Research continuously informs the care the TRMD Clinic provides and eases early adoption of effective new processes and treatments. “Our team of neurostimulation providers and researchers meet on a weekly basis to discuss patient progress and ongoing treatment plans,” Solzbacher adds. “All this ensures we’re providing the highest quality of care available for our patients.”
Improving Perception
Solzbacher says that the negative depiction of neurostimulation by some media has done patients with TRMD a huge disservice. Today’s treatments are extremely safe and very different from the “shock therapy” portrayed in old movies that used high doses of electricity administered without anesthesia. Still, the stigma of undergoing treatment for psychiatric disorders is a serious dilemma.
“Prior to the pandemic, we were one of the few centers in the country that allowed family and close friends into the treatment and recovery rooms for the entire ECT treatment,” says Solzbacher. “That’s made a lot of them direct advocates for our services.”
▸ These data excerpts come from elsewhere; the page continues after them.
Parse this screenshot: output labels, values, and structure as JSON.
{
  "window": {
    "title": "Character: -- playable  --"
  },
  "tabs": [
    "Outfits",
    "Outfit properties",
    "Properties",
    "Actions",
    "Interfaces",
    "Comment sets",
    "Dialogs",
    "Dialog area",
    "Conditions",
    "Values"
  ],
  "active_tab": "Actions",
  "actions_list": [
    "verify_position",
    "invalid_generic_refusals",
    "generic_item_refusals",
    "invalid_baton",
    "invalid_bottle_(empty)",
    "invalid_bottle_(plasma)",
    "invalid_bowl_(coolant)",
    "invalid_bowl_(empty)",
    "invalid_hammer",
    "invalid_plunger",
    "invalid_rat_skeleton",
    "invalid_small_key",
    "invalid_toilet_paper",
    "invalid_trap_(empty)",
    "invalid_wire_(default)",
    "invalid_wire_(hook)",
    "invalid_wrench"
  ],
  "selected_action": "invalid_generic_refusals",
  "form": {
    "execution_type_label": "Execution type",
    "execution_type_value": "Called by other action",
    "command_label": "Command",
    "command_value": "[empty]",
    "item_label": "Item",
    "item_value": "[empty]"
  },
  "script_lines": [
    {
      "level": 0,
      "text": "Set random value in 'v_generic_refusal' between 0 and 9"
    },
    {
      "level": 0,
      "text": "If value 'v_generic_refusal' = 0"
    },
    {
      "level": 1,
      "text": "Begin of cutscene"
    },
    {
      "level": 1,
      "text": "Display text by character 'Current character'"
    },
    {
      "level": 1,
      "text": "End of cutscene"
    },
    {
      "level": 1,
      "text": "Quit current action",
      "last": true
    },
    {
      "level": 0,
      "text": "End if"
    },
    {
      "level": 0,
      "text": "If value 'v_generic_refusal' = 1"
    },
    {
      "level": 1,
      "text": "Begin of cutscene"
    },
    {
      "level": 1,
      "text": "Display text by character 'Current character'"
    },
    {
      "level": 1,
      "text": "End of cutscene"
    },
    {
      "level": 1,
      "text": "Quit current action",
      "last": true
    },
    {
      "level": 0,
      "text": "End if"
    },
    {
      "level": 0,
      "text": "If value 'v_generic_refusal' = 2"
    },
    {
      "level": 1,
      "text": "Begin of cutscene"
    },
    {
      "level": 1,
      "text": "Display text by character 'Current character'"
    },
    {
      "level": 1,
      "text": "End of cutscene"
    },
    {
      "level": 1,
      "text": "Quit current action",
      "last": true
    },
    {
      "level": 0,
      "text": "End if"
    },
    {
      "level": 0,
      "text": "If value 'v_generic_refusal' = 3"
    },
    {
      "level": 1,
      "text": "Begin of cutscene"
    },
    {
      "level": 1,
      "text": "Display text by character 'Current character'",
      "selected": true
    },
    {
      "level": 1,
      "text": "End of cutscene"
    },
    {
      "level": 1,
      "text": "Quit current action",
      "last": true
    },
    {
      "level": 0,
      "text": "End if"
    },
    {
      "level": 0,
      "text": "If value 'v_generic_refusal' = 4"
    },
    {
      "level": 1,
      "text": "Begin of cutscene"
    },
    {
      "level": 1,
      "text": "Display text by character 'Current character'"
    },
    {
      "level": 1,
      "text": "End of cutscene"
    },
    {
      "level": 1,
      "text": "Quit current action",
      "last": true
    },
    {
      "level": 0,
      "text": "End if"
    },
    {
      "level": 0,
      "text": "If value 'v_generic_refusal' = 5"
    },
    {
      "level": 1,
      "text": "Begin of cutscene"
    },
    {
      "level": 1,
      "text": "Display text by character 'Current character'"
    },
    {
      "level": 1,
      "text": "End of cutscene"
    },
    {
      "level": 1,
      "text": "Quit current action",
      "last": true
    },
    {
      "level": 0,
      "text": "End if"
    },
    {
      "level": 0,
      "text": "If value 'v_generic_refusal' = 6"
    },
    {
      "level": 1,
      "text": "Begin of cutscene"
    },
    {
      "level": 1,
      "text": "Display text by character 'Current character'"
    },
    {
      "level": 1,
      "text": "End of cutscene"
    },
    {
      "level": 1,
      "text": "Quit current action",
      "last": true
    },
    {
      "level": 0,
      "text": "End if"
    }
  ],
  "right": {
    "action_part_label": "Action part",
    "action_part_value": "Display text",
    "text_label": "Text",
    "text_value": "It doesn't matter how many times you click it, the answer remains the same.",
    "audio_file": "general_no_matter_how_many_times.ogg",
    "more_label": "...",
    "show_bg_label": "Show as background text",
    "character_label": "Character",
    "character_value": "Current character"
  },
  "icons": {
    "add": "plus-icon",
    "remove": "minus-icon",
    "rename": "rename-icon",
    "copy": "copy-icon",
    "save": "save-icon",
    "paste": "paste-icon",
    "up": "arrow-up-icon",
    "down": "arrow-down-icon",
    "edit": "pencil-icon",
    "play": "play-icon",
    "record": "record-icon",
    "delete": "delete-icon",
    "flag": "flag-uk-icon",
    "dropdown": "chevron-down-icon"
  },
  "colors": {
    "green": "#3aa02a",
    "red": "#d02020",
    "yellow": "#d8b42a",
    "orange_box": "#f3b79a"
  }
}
She believes the size of the program and high success rates also demonstrate to the general public how treatable mental illness is.
“Just last week, a patient reached out to me saying ECT saved her life,” says Solzbacher. “But she was resistant for so long to undergoing this treatment because of its reputation. A lot of work still needs to be done to provide education and improve the perception of these lifesaving treatments in the general public.”
The TRMD Clinic is poised to do that, reducing the stigma of ECT and providing hope to people who once had none.